Au-delà des actions de prévention, c’est aussi à l’identification des cas de harcèlement que la Team H a travaillé. La communication auprès des élèves a porté ses fruits. «Savoir que nous prenions le sujet en main a incité les jeunes à nous signaler des situations de violence dont nous n’avions pas connaissance », note Catherine Despretz. Les élèves n’ont pas utilisé les casiers ni la boîte aux lettres siglée au logo Team H, mais se sont confiés directement aux enseignants ou aux personnels d’éducation. Treize cas leur ont été rapportés, « la plupart via les délégués, les victimes osant rarement en parler directement », précise Catherine Despretz.
70 séances d’écoute
Conformément au protocole 3PF, l’équipe de la Team H a reçu, dans l’ordre : l’agresseur, la victime, les témoins de la victime, les témoins de l’agresseur. Les familles n’ont été rencontrées que lorsque la situation de harcèlement était avérée. « En tout, cela représente 70 séances d’écoute avec les élèves. Heureusement, nous sommes quatre à nous en charger ! C’est ce qui demande le plus de temps », détaille Catherine Despretz.

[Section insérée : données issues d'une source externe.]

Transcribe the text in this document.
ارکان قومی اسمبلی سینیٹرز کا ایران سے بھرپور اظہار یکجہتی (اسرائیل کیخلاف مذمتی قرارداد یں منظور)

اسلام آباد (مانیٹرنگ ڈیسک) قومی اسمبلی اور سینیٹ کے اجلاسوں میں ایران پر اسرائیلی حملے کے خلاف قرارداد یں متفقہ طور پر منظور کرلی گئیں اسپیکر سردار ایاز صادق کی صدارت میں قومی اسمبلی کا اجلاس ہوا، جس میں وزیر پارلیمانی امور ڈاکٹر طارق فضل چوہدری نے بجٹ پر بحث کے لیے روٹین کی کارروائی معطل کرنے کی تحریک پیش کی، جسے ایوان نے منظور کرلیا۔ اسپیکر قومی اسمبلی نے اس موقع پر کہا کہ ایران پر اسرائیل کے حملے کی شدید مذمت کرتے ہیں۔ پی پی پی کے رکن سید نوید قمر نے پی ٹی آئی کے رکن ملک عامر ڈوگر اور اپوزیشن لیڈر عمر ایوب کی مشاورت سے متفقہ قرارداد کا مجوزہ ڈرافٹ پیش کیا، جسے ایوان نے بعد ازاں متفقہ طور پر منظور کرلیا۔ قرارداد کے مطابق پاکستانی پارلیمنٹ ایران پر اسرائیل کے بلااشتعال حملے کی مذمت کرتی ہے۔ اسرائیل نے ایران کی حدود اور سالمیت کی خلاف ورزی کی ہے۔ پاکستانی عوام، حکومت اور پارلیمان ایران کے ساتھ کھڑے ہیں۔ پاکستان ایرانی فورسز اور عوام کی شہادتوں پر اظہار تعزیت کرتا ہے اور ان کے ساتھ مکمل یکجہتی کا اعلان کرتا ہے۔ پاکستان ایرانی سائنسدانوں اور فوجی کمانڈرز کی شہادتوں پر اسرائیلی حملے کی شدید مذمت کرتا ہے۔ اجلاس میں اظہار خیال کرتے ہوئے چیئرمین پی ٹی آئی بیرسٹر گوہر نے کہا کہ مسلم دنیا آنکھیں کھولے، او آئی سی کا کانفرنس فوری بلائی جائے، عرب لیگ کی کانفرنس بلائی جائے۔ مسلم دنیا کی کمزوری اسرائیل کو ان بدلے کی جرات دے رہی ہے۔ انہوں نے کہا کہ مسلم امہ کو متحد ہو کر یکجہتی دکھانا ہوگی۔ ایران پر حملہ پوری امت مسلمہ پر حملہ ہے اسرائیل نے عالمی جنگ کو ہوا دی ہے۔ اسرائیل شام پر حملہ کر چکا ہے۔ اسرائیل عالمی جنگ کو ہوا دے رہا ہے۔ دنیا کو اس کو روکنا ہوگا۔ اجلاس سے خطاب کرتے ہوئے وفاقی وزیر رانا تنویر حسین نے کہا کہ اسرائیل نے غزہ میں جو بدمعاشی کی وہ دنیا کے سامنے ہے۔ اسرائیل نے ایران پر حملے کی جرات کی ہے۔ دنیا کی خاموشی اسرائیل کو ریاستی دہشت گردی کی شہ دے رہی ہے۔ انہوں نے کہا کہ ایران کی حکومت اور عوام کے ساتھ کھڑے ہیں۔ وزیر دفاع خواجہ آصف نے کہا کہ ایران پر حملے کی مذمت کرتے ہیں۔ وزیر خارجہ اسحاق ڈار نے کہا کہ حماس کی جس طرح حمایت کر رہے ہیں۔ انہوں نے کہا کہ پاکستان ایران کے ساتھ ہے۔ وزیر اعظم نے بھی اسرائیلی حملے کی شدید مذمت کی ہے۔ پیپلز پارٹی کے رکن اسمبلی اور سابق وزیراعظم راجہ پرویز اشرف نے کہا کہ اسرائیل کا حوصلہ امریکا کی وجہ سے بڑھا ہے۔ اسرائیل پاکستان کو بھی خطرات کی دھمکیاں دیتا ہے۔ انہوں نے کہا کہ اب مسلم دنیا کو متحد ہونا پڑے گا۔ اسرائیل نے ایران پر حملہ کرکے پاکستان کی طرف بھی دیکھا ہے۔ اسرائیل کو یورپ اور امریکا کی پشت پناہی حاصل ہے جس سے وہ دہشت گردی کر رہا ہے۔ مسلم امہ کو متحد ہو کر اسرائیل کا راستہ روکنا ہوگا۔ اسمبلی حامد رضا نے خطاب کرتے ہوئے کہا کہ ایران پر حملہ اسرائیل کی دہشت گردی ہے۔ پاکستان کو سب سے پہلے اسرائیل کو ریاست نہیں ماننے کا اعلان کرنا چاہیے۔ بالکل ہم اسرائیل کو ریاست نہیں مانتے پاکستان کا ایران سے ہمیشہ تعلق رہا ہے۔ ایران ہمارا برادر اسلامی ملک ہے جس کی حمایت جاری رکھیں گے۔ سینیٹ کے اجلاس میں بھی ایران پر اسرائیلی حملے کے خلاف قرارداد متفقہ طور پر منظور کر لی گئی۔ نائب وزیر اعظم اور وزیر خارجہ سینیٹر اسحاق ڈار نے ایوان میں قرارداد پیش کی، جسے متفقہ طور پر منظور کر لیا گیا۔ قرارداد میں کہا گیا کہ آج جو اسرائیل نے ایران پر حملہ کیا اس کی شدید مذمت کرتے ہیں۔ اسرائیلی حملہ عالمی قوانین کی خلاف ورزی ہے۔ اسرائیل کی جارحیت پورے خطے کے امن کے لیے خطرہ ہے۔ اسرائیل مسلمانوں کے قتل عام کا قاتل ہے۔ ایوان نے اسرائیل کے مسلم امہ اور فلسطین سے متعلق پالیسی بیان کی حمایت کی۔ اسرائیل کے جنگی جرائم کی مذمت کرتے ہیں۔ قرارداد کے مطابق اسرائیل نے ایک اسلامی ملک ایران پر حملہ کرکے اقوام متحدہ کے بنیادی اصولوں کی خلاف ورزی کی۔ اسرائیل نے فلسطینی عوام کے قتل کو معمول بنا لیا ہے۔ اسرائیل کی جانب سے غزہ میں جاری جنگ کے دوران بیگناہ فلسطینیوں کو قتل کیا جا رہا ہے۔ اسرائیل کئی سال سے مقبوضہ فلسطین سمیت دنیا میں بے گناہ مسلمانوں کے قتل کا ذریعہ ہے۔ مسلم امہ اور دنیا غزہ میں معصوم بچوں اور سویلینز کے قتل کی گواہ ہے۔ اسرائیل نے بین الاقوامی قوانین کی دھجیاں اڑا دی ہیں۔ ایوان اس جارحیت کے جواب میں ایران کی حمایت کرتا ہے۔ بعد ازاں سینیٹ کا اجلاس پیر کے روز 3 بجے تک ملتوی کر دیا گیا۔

Ces séances ont permis d’identifier trois cas de harcèlement sur les treize signalements : un en 6e et deux en 4e. « Avant, nous gérions ces situations dans l’urgence et nous ne savions pas comment nous y prendre. Aujourd’hui, la prise en charge est cadrée et progressive », se réjouit la référente. « Cette initiative a libéré la parole des témoins ! C’est très positif », complète Samuel Canonne. Le climat général s’en ressent. « Nous avons beaucoup plus d’échanges avec les jeunes qu’auparavant ! », pointe Catherine Despretz. « Avec la Team H, nous nous sentons en confiance ! », témoigne Louna, en 4e, qui a été harcelée dans son ancien établissement. L’équipe ne compte pas s’arrêter là. Prochaine étape, intégrer une équipe de collégiens à la Team H. « C’est une demande issue des délégués, qui jouent souvent le rôle de passerelle entre les victimes et les adultes. Nous formerons les élèves désireux d’en faire partie pour qu’ils puissent eux aussi s’appuyer sur un protocole », projette Catherine Despretz. Une façon d’impliquer davantage les jeunes pour que se diffuse encore plus largement une culture de la prévention du harcèlement.